The extinction of Australia’s Bramble Cay melomys has been highlighted by the international scientific community as experts urge stronger environment laws to address accelerating global biodiversity destruction.
While the Morrison government rushes ahead with plans to weaken Australia’s environment law and devolve approval powers to the states, the fifth Global Biodiversity Outlook finds nature is in decline and needs ‘transformative change’ to help save it from over-exploitation, climate change, pollution, land- and sea-use change and invasive species.
The Outlook, released overnight, identifies “strengthening environment laws and policies and their implementation” as one of five key levers to address diminishing biodiversity.
“The world’s top biodiversity experts are warning of a global ‘extinction debt’ and the acceleration of species loss unless urgent conservation action is taken,” the Australian Conservation Foundation’s nature program manager Basha Stasak said.
“The planet is at a crossroads. Pressures driving unprecedented biodiversity decline are intensifying. But conservation action can work if rapid and well-resourced action is taken.
“The Australian government’s own report to the Secretariat of the Convention on Biological Diversity in March 2020 revealed the government failed to meet or measure the majority of its targets.
“Yet the Morrison government is trying to further weaken nature protection in rushed changes to the national environment law due to be debated in the Senate next month.
“Now, more than ever, we must strengthen that law – to set robust national standards and establish independent oversight of environmental approvals. There is too much at stake.
“Australia’s Bramble Cay melomys was the first recorded mammal species loss due to human-induced climate change. The tiny rodent, which lived on an island in the Torres Strait, was one of three Australian native species extinctions in the past decade. Scientists predict a further 17 species could go extinct in the next 10 years. We’ll never get them back.

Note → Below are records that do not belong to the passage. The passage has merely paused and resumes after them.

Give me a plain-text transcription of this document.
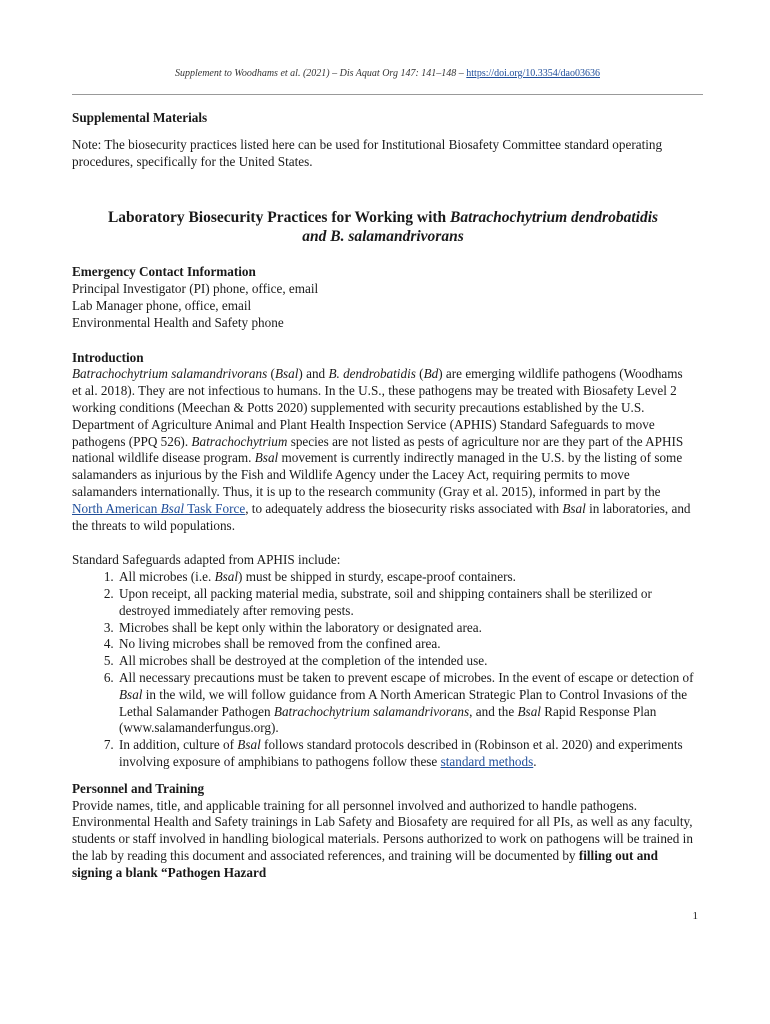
Supplement to Woodhams et al. (2021) – Dis Aquat Org 147: 141–148 – https://doi.org/10.3354/dao03636

Supplemental Materials

Note: The biosecurity practices listed here can be used for Institutional Biosafety Committee standard operating procedures, specifically for the United States.

Laboratory Biosecurity Practices for Working with Batrachochytrium dendrobatidis
and B. salamandrivorans

Emergency Contact Information

Principal Investigator (PI) phone, office, email

Lab Manager phone, office, email

Environmental Health and Safety phone

Introduction

Batrachochytrium salamandrivorans (Bsal) and B. dendrobatidis (Bd) are emerging wildlife pathogens (Woodhams et al. 2018). They are not infectious to humans. In the U.S., these pathogens may be treated with Biosafety Level 2 working conditions (Meechan & Potts 2020) supplemented with security precautions established by the U.S. Department of Agriculture Animal and Plant Health Inspection Service (APHIS) Standard Safeguards to move pathogens (PPQ 526). Batrachochytrium species are not listed as pests of agriculture nor are they part of the APHIS national wildlife disease program. Bsal movement is currently indirectly managed in the U.S. by the listing of some salamanders as injurious by the Fish and Wildlife Agency under the Lacey Act, requiring permits to move salamanders internationally. Thus, it is up to the research community (Gray et al. 2015), informed in part by the North American Bsal Task Force, to adequately address the biosecurity risks associated with Bsal in laboratories, and the threats to wild populations.

Standard Safeguards adapted from APHIS include:

1. All microbes (i.e. Bsal) must be shipped in sturdy, escape-proof containers.
2. Upon receipt, all packing material media, substrate, soil and shipping containers shall be sterilized or destroyed immediately after removing pests.
3. Microbes shall be kept only within the laboratory or designated area.
4. No living microbes shall be removed from the confined area.
5. All microbes shall be destroyed at the completion of the intended use.
6. All necessary precautions must be taken to prevent escape of microbes. In the event of escape or detection of Bsal in the wild, we will follow guidance from A North American Strategic Plan to Control Invasions of the Lethal Salamander Pathogen Batrachochytrium salamandrivorans, and the Bsal Rapid Response Plan (www.salamanderfungus.org).
7. In addition, culture of Bsal follows standard protocols described in (Robinson et al. 2020) and experiments involving exposure of amphibians to pathogens follow these standard methods.

Personnel and Training

Provide names, title, and applicable training for all personnel involved and authorized to handle pathogens. Environmental Health and Safety trainings in Lab Safety and Biosafety are required for all PIs, as well as any faculty, students or staff involved in handling biological materials. Persons authorized to work on pathogens will be trained in the lab by reading this document and associated references, and training will be documented by filling out and signing a blank “Pathogen Hazard

1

“The government must respect the once-in-a-decade independent review of the Environment Protection and Biodiversity Conservation (EPBC) Act being conducted by Professor Graeme Samuel and protect our unique wildlife.”
The Global Biodiversity Outlook is produced by the Secretariat of the Convention on Biological Diversity, a convention to which Australia is a party. It draws heavily on the assessments of the Intergovernmental Science-Policy Platform on Biodiversity and Ecosystem Services.